- Born: Lewis Duthie Ritchie 26 June 1952 (age 74) Fraserburgh, Aberdeenshire, Scotland
- Education: University of Aberdeen University of Edinburgh
- Medical career
- Profession: Medical doctor
- Field: General Practitioner

= Lewis Ritchie =

Scottish medical academic (born 1952)

Sir Lewis Duthie Ritchie (born 26 June 1952) is a Scottish medical doctor who worked as a general practitioner (GP) and medical researcher. He is the James Mackenzie Professor of General Practice at the University of Aberdeen and holds honorary professorships at the University of Edinburgh and the University of the Highlands and Islands.

==Early life and education==
Ritchie was born in Fraserburgh to Sheila Gladys and Lewis Duthie Ritchie. He attended Fraserburgh Academy before going on to study chemistry and medicine at the University of Aberdeen, graduating with BSc and MB ChB (with commendation) in 1978. He received his MD from the university in 1993. In 1982, he graduated from the University of Edinburgh with an MSc in community medicine.

==Career==
Ritchie authored the book Computers in Primary Care: Practicalities and Prospects which was published in 1984.

He was appointed the James Mackenzie Professor of General Practice at the University of Aberdeen in 1992.

In 2012, he was appointed director of Public Health in NHS Grampian. In January 2015, the Scottish Government announced him as the chair of a review into out-of-hours services. Ritchie said that to inform the review he had talked to doctors, patients, ambulance staff and NHS 24 workers. Ten months later, his report made 28 recommendations.

Ritchie retired from practicing medicine in 2012. To mark the occasion he bought the Julia Park Barry, a lifeboat that had been used to save hundreds of people before being taken out of service in 1969. He gifted it to the community. In 2019 it went on display, following restoration.

In 2014, he was appointed chair of Council of the Queen's Nursing Institute Scotland (QNIS). The following year he was appointed as an honorary professor in the University of Edinburgh College of Medicine and Veterinary Medicine.

In 2017, he was named as chair of a group of independent advisers, charged with looking at NHS Tayside's financial difficulties and to report to Scottish Government within a three month period.

In January 2018, he was named as the chair of a review of urgent care services in Skye, Lochalsh and Wester Ross.

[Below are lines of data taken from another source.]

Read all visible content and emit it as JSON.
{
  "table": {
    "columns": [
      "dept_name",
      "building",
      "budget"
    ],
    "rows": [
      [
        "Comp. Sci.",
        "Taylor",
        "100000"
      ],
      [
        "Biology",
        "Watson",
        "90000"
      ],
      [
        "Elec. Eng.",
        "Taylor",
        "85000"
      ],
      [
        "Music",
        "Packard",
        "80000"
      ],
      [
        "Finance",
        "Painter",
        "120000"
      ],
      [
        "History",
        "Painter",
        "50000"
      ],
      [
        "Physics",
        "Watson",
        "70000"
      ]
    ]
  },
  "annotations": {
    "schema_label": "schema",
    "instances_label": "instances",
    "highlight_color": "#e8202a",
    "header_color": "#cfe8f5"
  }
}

Interim findings were published a few months later.

In February 2026, he was announced as a co-chair of an oversight group intended to monitor safety and rebuild public confidence after a series of difficulties that had affected hospitals.

==Awards and honours==
Ritchie gave the Royal College of General Practitioners James Mackenzie Lecture in 2010. He was made OBE in the 2011 Queen's Birthday Honours. He was elected as a fellow of the Royal Society of Edinburgh in 2016. He was awarded Associate Fellowship of QNIS in 2021 in recognition of his service to them in chairing their council.

In the 2011 New Year Honours he was made Knight Bachelor for services to the NHS in Scotland. He was invested on 5 July 2011.